Quote:

Quote:

Think of the joy you can give to others with your music.






When I was a young performer, I mistakenly believed the audience came to hear me. In time, I realized they came to relive the memories they attached to the songs. Apparently music is the closest thing to a time machine there will ever be. So, as noted above, playing music does have the effect of giving joy to others. I've noted that on my day job nobody ever applauds or gives a standing ovation when I do something right. Those responses are reserved for the things that particularly please people. And of all the ways you can spend your life, making people happy isn't such a bad way. If you have fun while doing it, all the better. If you get PAID to have fun doing it... man, I want that job!

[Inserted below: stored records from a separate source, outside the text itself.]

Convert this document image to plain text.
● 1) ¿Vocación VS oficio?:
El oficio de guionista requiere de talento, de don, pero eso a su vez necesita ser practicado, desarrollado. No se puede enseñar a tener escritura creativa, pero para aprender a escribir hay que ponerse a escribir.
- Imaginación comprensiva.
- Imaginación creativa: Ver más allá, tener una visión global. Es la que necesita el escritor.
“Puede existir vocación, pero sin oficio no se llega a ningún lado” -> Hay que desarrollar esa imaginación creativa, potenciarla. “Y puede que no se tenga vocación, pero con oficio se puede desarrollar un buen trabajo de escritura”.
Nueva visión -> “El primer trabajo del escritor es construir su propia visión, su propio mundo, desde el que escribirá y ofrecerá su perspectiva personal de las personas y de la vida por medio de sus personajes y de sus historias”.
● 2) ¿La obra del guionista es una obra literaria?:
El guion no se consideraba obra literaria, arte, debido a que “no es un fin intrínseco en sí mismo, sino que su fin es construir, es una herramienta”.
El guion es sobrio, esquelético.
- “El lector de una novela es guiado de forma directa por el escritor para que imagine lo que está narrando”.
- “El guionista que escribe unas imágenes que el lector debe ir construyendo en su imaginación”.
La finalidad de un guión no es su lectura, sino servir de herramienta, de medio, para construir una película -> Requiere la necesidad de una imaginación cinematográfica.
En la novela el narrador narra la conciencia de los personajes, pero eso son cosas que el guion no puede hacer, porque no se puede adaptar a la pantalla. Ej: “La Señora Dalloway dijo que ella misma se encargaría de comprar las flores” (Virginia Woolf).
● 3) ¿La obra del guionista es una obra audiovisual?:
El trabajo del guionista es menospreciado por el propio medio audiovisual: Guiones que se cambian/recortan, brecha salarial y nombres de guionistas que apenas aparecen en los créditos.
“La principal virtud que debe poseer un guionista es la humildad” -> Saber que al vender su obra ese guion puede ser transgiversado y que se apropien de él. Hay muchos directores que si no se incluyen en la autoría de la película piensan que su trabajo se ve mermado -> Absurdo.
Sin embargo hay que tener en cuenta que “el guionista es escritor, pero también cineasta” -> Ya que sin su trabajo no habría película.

so... where will you be moving to, John...?
;-)




Pat, you made a most excellent post. One band I joined (after not playing for 50 years) is a volunteer band that plays at a different retirement home/hospital every week. As you said "giving joy to others." In fact our band is called Joyful Noise. My wife's mom (now passed) was in an Alzheimers care facility and we play there once a month (duet with backup) as well as another dementia care facility and a rehab hospital. We are truly amateurs, but those folks really look forward to our visits as does the staff. We also play at church. Our reward is those smiles and finger tapping of some residents including stroke victims. The problem is that, even though there are times that we really would not like to go and play on a particular day, we do it anyway knowing our consciences would bother us if we didn't. BIAB has been a fantastic backup for us to be able to play at those venues. Also someone on this forum suggested Note's disks and fakebooks. We now have 8 fakebooks with Note's disks for 6 of those. All you have to do is give the facilities a call and talk to their activities director(s). Our daughter is a teacher and we also play at her school, but that's a different kind of program. For sound equipment, we plug an mp3 player into a Roland cm-30 cube. For awhile we were just making our own cds and using a boombox. Okay, I'll stop, but my point is that if you want to play in public, this is one way to do it.